Solution: Verify the attendee's status field from the attendees endpoint before attempting check-in — only attendees with status 'Attending' can be checked in. Also confirm the event_id in the check-in request matches the event for this attendee — checking in against the wrong event ID will return an error.
Best practices
- Store the Eventbrite private token in Cloud → Secrets — it authorizes full access to your event revenue data and attendee contact information
- Cache attendee lists in Supabase before check-in events and use local lookup for barcode validation — this makes check-in work even if network connectivity is poor at the venue
- Use Eventbrite's expand parameter to fetch related data in a single request (e.g., expand=ticket_availability,venue) rather than making separate follow-up requests for each event
- Handle Eventbrite's continuation-based pagination correctly — do not use page numbers; store the continuation token and pass it to fetch the next page
- Pre-load the full attendee list into Supabase before the event starts so check-in works offline or with minimal API calls during the event
- Track check-ins in Supabase as well as Eventbrite so you have your own audit trail independent of Eventbrite's platform
- Test the check-in flow with a free test event and your own test order before deploying to a real event — Eventbrite does not have a sandbox environment, so all API calls affect live data
Alternatives
Choose Meetup if your events are recurring community gatherings with free or low-cost RSVP rather than ticketed events with a purchase flow — Meetup is optimized for community groups, Eventbrite for ticketed commerce.
Choose GoToWebinar if your events are virtual webinars with registration, presentation, and Q&A features rather than in-person ticketed events.
Choose Zoom if your primary need is video conferencing and virtual meetings with registration, rather than managing ticket sales and in-person attendee check-in.
Frequently asked questions
Does Eventbrite charge fees for API usage?
Eventbrite does not charge separately for API access. The API is free to use for managing your own events. Eventbrite's transaction fees (2% + $0.79 per ticket, waived for free events) apply to ticket sales regardless of whether orders are created through the Eventbrite website or via API. There are no additional fees for API calls.
Can I create events through the Eventbrite API or only manage existing ones?
Yes — the Eventbrite API supports full event creation including setting the event name, description, dates, venue, capacity, and ticket classes with pricing. You can create an entire event programmatically. The events endpoint accepts POST requests with the event details in the request body.
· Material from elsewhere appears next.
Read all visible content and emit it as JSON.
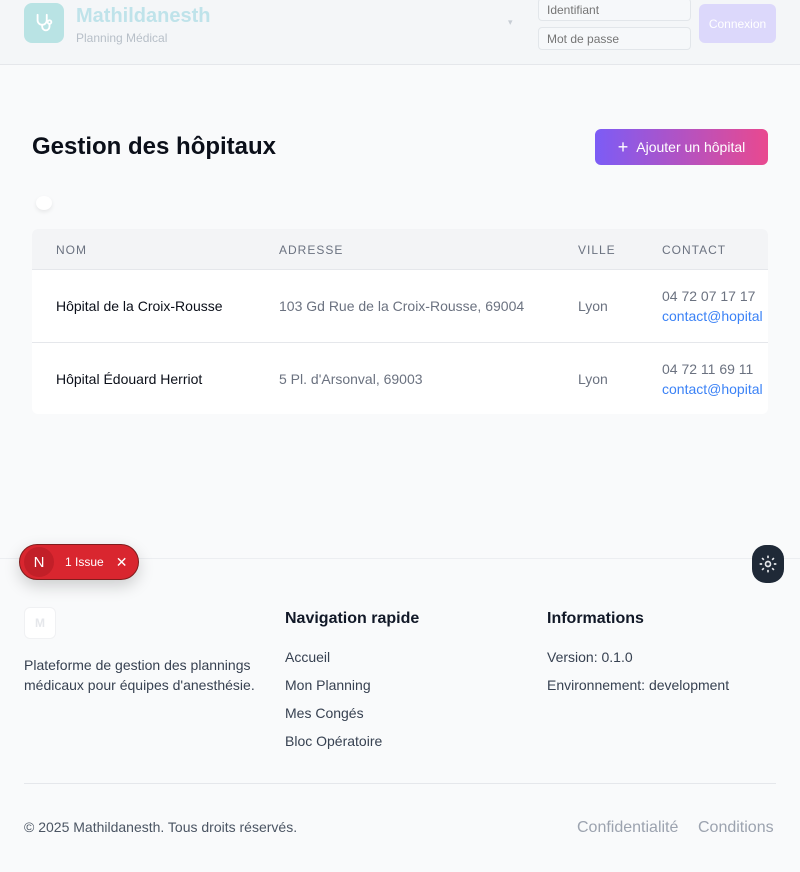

Creating events via API requires the same private token used for reading, with no additional permissions needed.
How do I handle Eventbrite attendee data and GDPR compliance?
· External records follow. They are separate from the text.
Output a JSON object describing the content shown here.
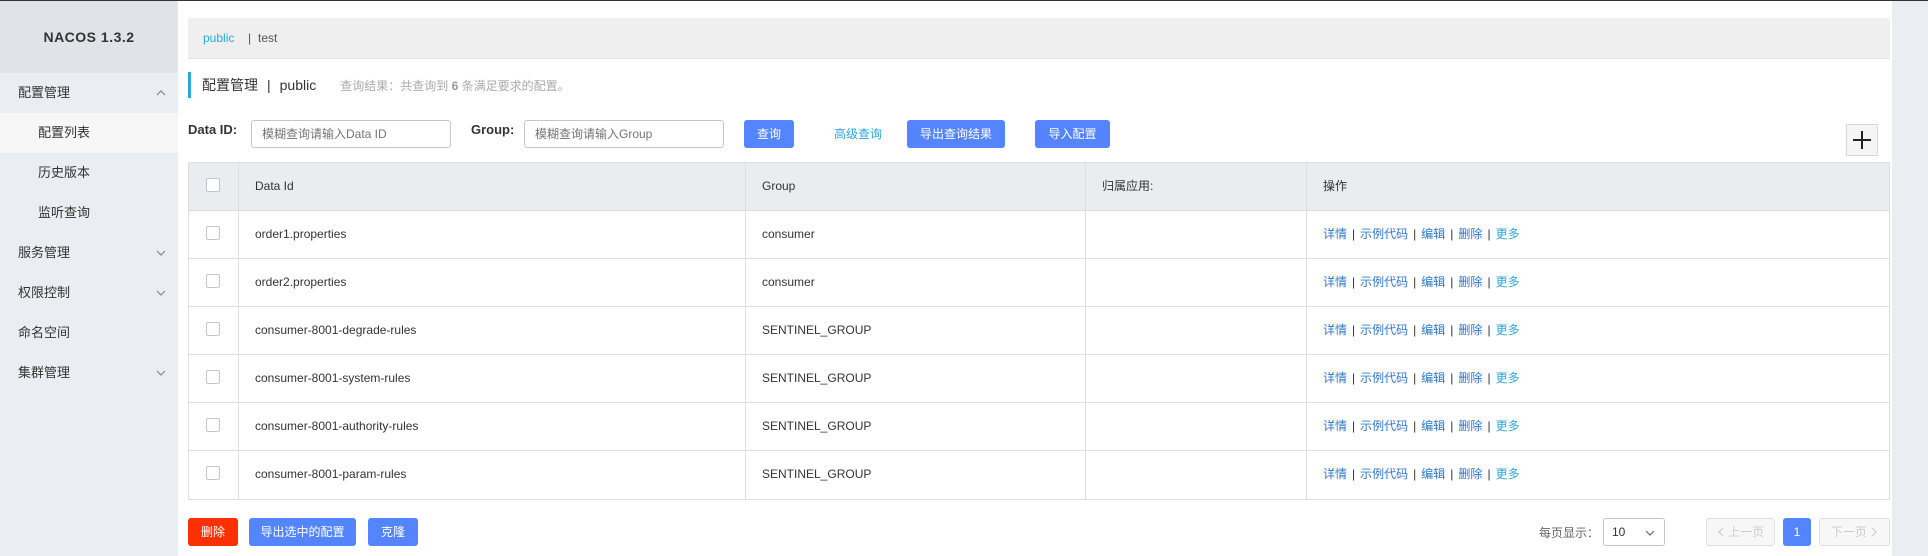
{
  "app": {
    "title": "NACOS 1.3.2"
  },
  "sidebar": {
    "items": [
      {
        "label": "配置管理",
        "expanded": true
      },
      {
        "label": "配置列表",
        "sub": true,
        "active": true
      },
      {
        "label": "历史版本",
        "sub": true
      },
      {
        "label": "监听查询",
        "sub": true
      },
      {
        "label": "服务管理",
        "expanded": false
      },
      {
        "label": "权限控制",
        "expanded": false
      },
      {
        "label": "命名空间"
      },
      {
        "label": "集群管理",
        "expanded": false
      }
    ]
  },
  "namespace": {
    "active": "public",
    "separator": "|",
    "other": "test"
  },
  "header": {
    "title": "配置管理",
    "pipe": "|",
    "namespace": "public",
    "result_prefix": "查询结果：共查询到",
    "result_count": "6",
    "result_suffix": "条满足要求的配置。"
  },
  "search": {
    "data_id_label": "Data ID:",
    "data_id_placeholder": "模糊查询请输入Data ID",
    "group_label": "Group:",
    "group_placeholder": "模糊查询请输入Group",
    "query_button": "查询",
    "advanced_link": "高级查询",
    "export_button": "导出查询结果",
    "import_button": "导入配置"
  },
  "table": {
    "headers": [
      "Data Id",
      "Group",
      "归属应用:",
      "操作"
    ],
    "rows": [
      {
        "data_id": "order1.properties",
        "group": "consumer",
        "app": ""
      },
      {
        "data_id": "order2.properties",
        "group": "consumer",
        "app": ""
      },
      {
        "data_id": "consumer-8001-degrade-rules",
        "group": "SENTINEL_GROUP",
        "app": ""
      },
      {
        "data_id": "consumer-8001-system-rules",
        "group": "SENTINEL_GROUP",
        "app": ""
      },
      {
        "data_id": "consumer-8001-authority-rules",
        "group": "SENTINEL_GROUP",
        "app": ""
      },
      {
        "data_id": "consumer-8001-param-rules",
        "group": "SENTINEL_GROUP",
        "app": ""
      }
    ],
    "actions": [
      "详情",
      "示例代码",
      "编辑",
      "删除",
      "更多"
    ],
    "action_separator": "|"
  },
  "footer": {
    "delete_button": "删除",
    "export_selected_button": "导出选中的配置",
    "clone_button": "克隆",
    "page_size_label": "每页显示：",
    "page_size": "10",
    "prev_label": "上一页",
    "current_page": "1",
    "next_label": "下一页"
  },
  "colors": {
    "primary": "#5584ff",
    "danger": "#ff3000",
    "link": "#2ba8d9",
    "action_link": "#2d79c7",
    "sidebar_bg": "#eaedf1"
  },
  "icons": [
    "chevron-up-icon",
    "chevron-down-icon",
    "plus-icon",
    "chevron-left-icon",
    "chevron-right-icon"
  ]
}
When you retrieve Eventbrite attendee data via the API and store it in Supabase, you become a data controller for that personal information. Apply proper data handling: store only the fields you need, enable RLS on Supabase tables containing attendee data, do not share attendee emails with third parties without consent, and delete records after the event when retention is no longer needed. Inform attendees in your event description that you collect and process their data.
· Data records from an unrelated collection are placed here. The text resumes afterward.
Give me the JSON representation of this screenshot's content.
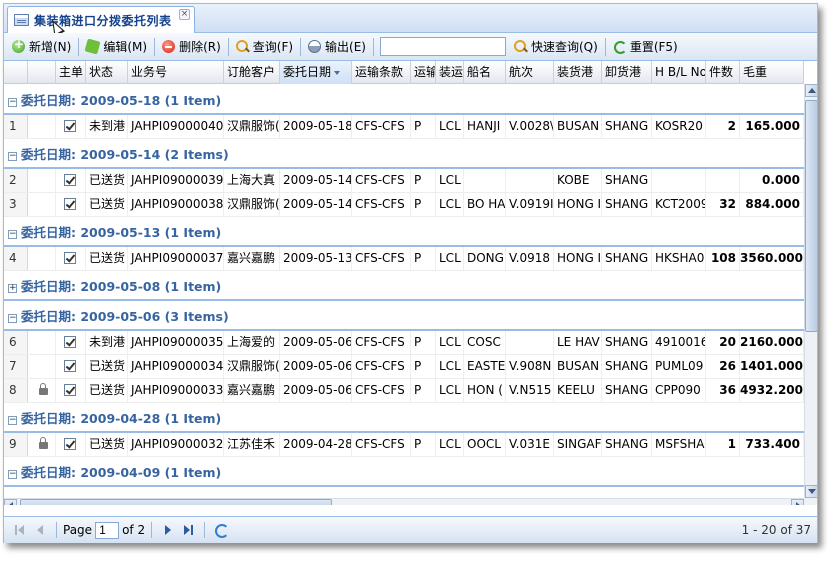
{
  "tab": {
    "title": "集装箱进口分拨委托列表",
    "close_glyph": "×"
  },
  "toolbar": {
    "add_label": "新增(N)",
    "edit_label": "编辑(M)",
    "delete_label": "删除(R)",
    "query_label": "查询(F)",
    "export_label": "输出(E)",
    "search_placeholder": "",
    "quick_query_label": "快速查询(Q)",
    "reset_label": "重置(F5)"
  },
  "grid": {
    "columns": [
      {
        "key": "rn",
        "label": ""
      },
      {
        "key": "lock",
        "label": ""
      },
      {
        "key": "main",
        "label": "主单"
      },
      {
        "key": "status",
        "label": "状态"
      },
      {
        "key": "biz",
        "label": "业务号"
      },
      {
        "key": "cust",
        "label": "订舱客户"
      },
      {
        "key": "date",
        "label": "委托日期"
      },
      {
        "key": "terms",
        "label": "运输条款"
      },
      {
        "key": "ship",
        "label": "运输"
      },
      {
        "key": "load",
        "label": "装运"
      },
      {
        "key": "vessel",
        "label": "船名"
      },
      {
        "key": "voy",
        "label": "航次"
      },
      {
        "key": "pol",
        "label": "装货港"
      },
      {
        "key": "pod",
        "label": "卸货港"
      },
      {
        "key": "hbl",
        "label": "H B/L No"
      },
      {
        "key": "pkgs",
        "label": "件数"
      },
      {
        "key": "gw",
        "label": "毛重"
      }
    ],
    "groups": [
      {
        "header": "委托日期: 2009-05-18 (1 Item)",
        "expanded": true,
        "rows": [
          {
            "rn": "1",
            "lock": false,
            "main": true,
            "status": "未到港",
            "biz": "JAHPI09000040",
            "cust": "汉鼎服饰(",
            "date": "2009-05-18",
            "terms": "CFS-CFS",
            "ship": "P",
            "load": "LCL",
            "vessel": "HANJI",
            "voy": "V.0028\\",
            "pol": "BUSAN",
            "pod": "SHANG",
            "hbl": "KOSR20",
            "pkgs": "2",
            "gw": "165.000"
          }
        ]
      },
      {
        "header": "委托日期: 2009-05-14 (2 Items)",
        "expanded": true,
        "rows": [
          {
            "rn": "2",
            "lock": false,
            "main": true,
            "status": "已送货",
            "biz": "JAHPI09000039",
            "cust": "上海大真",
            "date": "2009-05-14",
            "terms": "CFS-CFS",
            "ship": "P",
            "load": "LCL",
            "vessel": "",
            "voy": "",
            "pol": "KOBE",
            "pod": "SHANG",
            "hbl": "",
            "pkgs": "",
            "gw": "0.000"
          },
          {
            "rn": "3",
            "lock": false,
            "main": true,
            "status": "已送货",
            "biz": "JAHPI09000038",
            "cust": "汉鼎服饰(",
            "date": "2009-05-14",
            "terms": "CFS-CFS",
            "ship": "P",
            "load": "LCL",
            "vessel": "BO HA",
            "voy": "V.0919I",
            "pol": "HONG I",
            "pod": "SHANG",
            "hbl": "KCT2009",
            "pkgs": "32",
            "gw": "884.000"
          }
        ]
      },
      {
        "header": "委托日期: 2009-05-13 (1 Item)",
        "expanded": true,
        "rows": [
          {
            "rn": "4",
            "lock": false,
            "main": true,
            "status": "已送货",
            "biz": "JAHPI09000037",
            "cust": "嘉兴嘉鹏",
            "date": "2009-05-13",
            "terms": "CFS-CFS",
            "ship": "P",
            "load": "LCL",
            "vessel": "DONG",
            "voy": "V.0918",
            "pol": "HONG I",
            "pod": "SHANG",
            "hbl": "HKSHA0",
            "pkgs": "108",
            "gw": "3560.000"
          }
        ]
      },
      {
        "header": "委托日期: 2009-05-08 (1 Item)",
        "expanded": false,
        "rows": []
      },
      {
        "header": "委托日期: 2009-05-06 (3 Items)",
        "expanded": true,
        "rows": [
          {
            "rn": "6",
            "lock": false,
            "main": true,
            "status": "未到港",
            "biz": "JAHPI09000035",
            "cust": "上海爱的",
            "date": "2009-05-06",
            "terms": "CFS-CFS",
            "ship": "P",
            "load": "LCL",
            "vessel": "COSC",
            "voy": "",
            "pol": "LE HAV",
            "pod": "SHANG",
            "hbl": "4910016",
            "pkgs": "20",
            "gw": "2160.000"
          },
          {
            "rn": "7",
            "lock": false,
            "main": true,
            "status": "已送货",
            "biz": "JAHPI09000034",
            "cust": "汉鼎服饰(",
            "date": "2009-05-06",
            "terms": "CFS-CFS",
            "ship": "P",
            "load": "LCL",
            "vessel": "EASTE",
            "voy": "V.908N",
            "pol": "BUSAN",
            "pod": "SHANG",
            "hbl": "PUML09",
            "pkgs": "26",
            "gw": "1401.000"
          },
          {
            "rn": "8",
            "lock": true,
            "main": true,
            "status": "已送货",
            "biz": "JAHPI09000033",
            "cust": "嘉兴嘉鹏",
            "date": "2009-05-06",
            "terms": "CFS-CFS",
            "ship": "P",
            "load": "LCL",
            "vessel": "HON (",
            "voy": "V.N515",
            "pol": "KEELU",
            "pod": "SHANG",
            "hbl": "CPP090",
            "pkgs": "36",
            "gw": "4932.200"
          }
        ]
      },
      {
        "header": "委托日期: 2009-04-28 (1 Item)",
        "expanded": true,
        "rows": [
          {
            "rn": "9",
            "lock": true,
            "main": true,
            "status": "已送货",
            "biz": "JAHPI09000032",
            "cust": "江苏佳禾",
            "date": "2009-04-28",
            "terms": "CFS-CFS",
            "ship": "P",
            "load": "LCL",
            "vessel": "OOCL",
            "voy": "V.031E",
            "pol": "SINGAF",
            "pod": "SHANG",
            "hbl": "MSFSHA",
            "pkgs": "1",
            "gw": "733.400"
          }
        ]
      },
      {
        "header": "委托日期: 2009-04-09 (1 Item)",
        "expanded": true,
        "rows": []
      }
    ]
  },
  "pager": {
    "page_label": "Page",
    "page_value": "1",
    "of_label": "of 2",
    "info": "1 - 20 of 37"
  },
  "colors": {
    "group_text": "#3764a0",
    "border": "#99bbe8",
    "tab_title": "#15428b"
  }
}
What is the difference between Eventbrite orders and attendees?
In Eventbrite's data model, an order represents a purchase transaction — one person buying one or more tickets in a single checkout. An attendee represents an individual ticket holder. A single order can have multiple attendees if the buyer purchased multiple tickets. When building check-in tools, you work with attendees (one per ticket). When tracking revenue, you work with orders (one per purchase transaction). The attendees endpoint expands to include order information if needed.